O Vinho do Avô foi lançado há quatro anos para ser o produto top de linha e é vendido, atualmente, por cerca de R$ 6,50 no varejo. O da marca Campo Largo, que foi lançado há 64 anos e representa 80% das vendas da empresa, está na faixa intermediária e sai por R$ 5. O da marca Paraná, mais simples, pode ser encontrado por R$ 4. A diferença entre eles está na seleção dos fornecedores e da uva que, embora seja da mesma qualidade, tem corte e maturação diferentes.

Um dos problemas do aumento de custo é o repasse para as grandes redes varejistas. "A dificuldade de negociar com o varejo é enorme", diz Luis Antônio Passarim, da Passarim, de Jundiaí, que produz o vinho Chapinha. "Não conseguimos repassar todo o aumento, tivemos que absorver uma boa parte e reduzir nossas margens", afirma.

A Passarim e outras marcas, como Góes, de São Roque, e empresas espalhadas por todo o país simplesmente engarrafam o produto. Compram das vinícolas do Sul do país, adicionam açúcar, engarrafam e vendem com as suas próprias marcas - muitas delas com mais de 50 anos de história.

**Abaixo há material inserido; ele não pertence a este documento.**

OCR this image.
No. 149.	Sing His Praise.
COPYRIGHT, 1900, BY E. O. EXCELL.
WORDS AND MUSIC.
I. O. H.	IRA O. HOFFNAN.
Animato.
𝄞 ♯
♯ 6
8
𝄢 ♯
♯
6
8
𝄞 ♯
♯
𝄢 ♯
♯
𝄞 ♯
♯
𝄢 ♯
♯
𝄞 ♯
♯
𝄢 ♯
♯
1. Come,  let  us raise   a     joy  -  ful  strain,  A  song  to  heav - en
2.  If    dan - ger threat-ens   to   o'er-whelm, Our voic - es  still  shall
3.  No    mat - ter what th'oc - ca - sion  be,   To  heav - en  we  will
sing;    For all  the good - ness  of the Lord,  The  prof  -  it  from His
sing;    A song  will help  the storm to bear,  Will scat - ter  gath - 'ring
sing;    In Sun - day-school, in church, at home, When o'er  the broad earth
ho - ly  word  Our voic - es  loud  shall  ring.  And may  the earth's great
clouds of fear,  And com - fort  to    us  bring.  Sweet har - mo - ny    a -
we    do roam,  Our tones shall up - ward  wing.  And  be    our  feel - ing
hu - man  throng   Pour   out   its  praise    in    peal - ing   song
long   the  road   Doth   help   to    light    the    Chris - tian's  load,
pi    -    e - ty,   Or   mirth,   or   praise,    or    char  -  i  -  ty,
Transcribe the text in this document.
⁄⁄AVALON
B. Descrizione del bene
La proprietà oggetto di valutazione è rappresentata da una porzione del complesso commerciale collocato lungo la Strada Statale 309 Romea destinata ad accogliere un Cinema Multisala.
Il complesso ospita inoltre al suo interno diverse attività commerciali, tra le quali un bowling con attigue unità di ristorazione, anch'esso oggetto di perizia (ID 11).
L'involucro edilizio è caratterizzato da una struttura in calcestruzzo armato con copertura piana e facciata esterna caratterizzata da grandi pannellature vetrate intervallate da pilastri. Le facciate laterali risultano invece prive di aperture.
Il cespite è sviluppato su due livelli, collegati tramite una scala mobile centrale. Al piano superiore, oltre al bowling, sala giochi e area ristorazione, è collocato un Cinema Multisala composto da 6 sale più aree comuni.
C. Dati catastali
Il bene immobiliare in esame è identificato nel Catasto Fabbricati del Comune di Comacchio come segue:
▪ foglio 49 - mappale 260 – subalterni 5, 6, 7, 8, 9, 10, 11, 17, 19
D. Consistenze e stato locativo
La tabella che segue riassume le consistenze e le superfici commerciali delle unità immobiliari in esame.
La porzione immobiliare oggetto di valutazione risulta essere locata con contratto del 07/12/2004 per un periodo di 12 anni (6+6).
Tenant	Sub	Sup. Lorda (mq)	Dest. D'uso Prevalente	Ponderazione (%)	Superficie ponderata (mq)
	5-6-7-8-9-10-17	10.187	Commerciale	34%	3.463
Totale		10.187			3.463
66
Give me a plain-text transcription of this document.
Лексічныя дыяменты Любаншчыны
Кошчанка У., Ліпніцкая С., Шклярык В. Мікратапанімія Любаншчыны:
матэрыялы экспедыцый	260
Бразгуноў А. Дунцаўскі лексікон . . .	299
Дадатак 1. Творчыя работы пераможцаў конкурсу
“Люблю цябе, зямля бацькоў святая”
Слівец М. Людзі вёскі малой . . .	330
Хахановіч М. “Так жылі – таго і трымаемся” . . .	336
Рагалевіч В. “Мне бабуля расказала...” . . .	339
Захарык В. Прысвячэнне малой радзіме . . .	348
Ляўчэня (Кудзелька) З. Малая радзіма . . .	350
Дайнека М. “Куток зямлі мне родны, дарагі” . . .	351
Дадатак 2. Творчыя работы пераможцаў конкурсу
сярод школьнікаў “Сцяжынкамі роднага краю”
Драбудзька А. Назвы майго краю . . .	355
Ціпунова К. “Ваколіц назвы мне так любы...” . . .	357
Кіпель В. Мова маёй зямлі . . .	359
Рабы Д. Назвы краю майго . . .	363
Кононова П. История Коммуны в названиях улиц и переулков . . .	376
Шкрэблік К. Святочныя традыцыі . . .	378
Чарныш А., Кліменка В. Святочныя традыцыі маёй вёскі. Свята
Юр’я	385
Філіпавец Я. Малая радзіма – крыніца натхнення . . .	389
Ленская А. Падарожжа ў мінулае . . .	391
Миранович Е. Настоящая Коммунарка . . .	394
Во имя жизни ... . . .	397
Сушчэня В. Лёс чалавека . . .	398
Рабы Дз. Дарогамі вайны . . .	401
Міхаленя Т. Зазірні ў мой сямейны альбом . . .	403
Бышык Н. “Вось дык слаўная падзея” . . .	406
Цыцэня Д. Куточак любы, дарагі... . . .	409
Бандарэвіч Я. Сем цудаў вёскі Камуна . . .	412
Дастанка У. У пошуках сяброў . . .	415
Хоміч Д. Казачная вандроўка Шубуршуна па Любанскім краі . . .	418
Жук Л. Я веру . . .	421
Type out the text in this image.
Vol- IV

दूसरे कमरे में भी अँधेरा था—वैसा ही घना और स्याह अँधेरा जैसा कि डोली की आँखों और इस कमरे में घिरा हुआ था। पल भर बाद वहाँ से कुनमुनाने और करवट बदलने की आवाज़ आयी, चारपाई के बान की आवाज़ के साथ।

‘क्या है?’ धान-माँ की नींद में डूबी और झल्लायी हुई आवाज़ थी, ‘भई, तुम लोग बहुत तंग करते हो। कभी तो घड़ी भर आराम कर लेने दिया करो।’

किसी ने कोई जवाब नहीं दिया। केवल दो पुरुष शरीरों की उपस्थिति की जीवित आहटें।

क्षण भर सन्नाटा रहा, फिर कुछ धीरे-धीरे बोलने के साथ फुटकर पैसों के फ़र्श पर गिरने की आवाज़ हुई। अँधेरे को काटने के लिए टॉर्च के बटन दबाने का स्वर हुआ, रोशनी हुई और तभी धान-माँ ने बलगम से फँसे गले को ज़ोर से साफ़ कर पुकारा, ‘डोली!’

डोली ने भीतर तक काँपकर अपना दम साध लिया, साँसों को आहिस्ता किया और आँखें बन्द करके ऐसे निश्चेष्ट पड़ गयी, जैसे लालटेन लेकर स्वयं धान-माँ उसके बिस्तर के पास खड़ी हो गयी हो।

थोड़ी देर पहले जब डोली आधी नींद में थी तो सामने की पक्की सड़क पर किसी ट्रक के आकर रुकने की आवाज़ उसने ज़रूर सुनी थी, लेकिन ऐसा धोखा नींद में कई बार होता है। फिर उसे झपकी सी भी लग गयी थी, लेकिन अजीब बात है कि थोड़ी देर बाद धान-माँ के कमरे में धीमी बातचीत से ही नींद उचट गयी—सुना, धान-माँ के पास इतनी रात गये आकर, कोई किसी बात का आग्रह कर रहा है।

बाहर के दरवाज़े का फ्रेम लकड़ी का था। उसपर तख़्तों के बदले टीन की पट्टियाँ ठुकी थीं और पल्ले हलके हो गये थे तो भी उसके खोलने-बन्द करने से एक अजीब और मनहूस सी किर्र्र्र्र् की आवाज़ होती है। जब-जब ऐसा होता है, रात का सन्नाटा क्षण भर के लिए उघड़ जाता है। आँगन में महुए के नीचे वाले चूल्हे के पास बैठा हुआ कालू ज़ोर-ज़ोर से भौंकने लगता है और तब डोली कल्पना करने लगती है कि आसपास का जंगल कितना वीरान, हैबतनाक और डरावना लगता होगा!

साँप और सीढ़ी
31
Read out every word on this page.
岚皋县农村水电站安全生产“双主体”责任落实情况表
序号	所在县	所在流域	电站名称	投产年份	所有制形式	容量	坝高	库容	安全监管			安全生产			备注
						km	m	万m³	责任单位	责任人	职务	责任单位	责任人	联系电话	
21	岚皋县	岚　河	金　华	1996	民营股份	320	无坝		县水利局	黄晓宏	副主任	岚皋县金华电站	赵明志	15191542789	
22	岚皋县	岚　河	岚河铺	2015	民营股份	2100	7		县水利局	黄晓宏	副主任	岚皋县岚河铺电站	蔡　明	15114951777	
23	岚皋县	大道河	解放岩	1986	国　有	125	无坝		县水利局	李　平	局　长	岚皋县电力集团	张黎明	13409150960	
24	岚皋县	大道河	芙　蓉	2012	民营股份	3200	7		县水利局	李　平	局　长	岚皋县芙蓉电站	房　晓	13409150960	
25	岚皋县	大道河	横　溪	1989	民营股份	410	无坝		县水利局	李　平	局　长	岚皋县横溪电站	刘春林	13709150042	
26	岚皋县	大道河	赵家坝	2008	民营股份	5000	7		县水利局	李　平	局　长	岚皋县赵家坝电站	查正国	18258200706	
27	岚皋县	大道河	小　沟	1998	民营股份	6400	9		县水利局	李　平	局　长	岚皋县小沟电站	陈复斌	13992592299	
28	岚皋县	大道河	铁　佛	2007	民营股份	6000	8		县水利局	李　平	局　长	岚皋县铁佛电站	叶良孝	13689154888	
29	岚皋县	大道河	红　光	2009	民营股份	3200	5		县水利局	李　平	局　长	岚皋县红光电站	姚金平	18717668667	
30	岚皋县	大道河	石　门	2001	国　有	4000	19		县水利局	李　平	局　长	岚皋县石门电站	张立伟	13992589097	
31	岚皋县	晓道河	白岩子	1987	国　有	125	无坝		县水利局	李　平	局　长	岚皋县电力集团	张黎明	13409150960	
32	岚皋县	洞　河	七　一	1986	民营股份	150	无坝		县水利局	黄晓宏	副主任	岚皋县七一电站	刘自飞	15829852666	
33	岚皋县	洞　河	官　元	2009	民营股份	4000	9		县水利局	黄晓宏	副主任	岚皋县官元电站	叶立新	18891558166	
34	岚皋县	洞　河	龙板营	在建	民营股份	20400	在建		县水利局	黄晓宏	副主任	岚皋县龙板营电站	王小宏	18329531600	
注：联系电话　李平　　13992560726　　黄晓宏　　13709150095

Outra empresa que tentou repassar custos ao varejo é a Piagentini. "Tentamos um repasse de 15%, mas não conseguimos", afirma Flávio Piagentini, sócio. Os vinhos da marca custam entre R$ 2,80 e R$ 7,00 o litro.

A Piagentini está no mercado há 76 anos. Em 2006, a produção de vinhos de mesa ultrapassará os 5,5 milhões de litros. A receita com a produção de vinhos de mesa atinge mais de R$ 17,3 milhões, o que representa cerca de 38% do faturamento da companhia.

Os supermercados reservam um espaço até generoso para esse tipo de vinho. Nas diferentes bandeiras do Pão de Açúcar, os vinhos de mesa representam cerca de 22% das vendas da categoria. A rede é uma das que mais investem no negócio - mantém uma rede de 100 atendentes especializados em vinho. No ano passado, vendeu 20 milhões de garrafas e a expectativa é alcançar 25 milhões neste ano.

O vinho de mesa, mais barato, é considerado estratégico por ser a porta de entrada para a categoria. "É importante para aumentar a base de consumidores", afirma Rodrigo Adura, gerente de compras de líquidos do Pão de Açúcar. A rede importa o vinho argentino Facundo, vendido em caixinhas do tipo "longa vida" de um litro. Produzido pela vinícola Peña Flor, é vendido por R$ 5,90. A empresa não informa o volume de importação da bebida, mas Adura diz que planeja aumentar os pedidos em 2007.

Os importados também já começam a ganhar espaço entre os vinhos de mesa. Além do Facundo, o Pão de Açúcar importa com exclusividade outras marcas de vinho de mesa de origem argentina, como Casa de Campo, Marqués de La Colina e Rincón del Sol, vendidos em garrafas de 1 litro entre R$ 6,90 e R$ 7,90.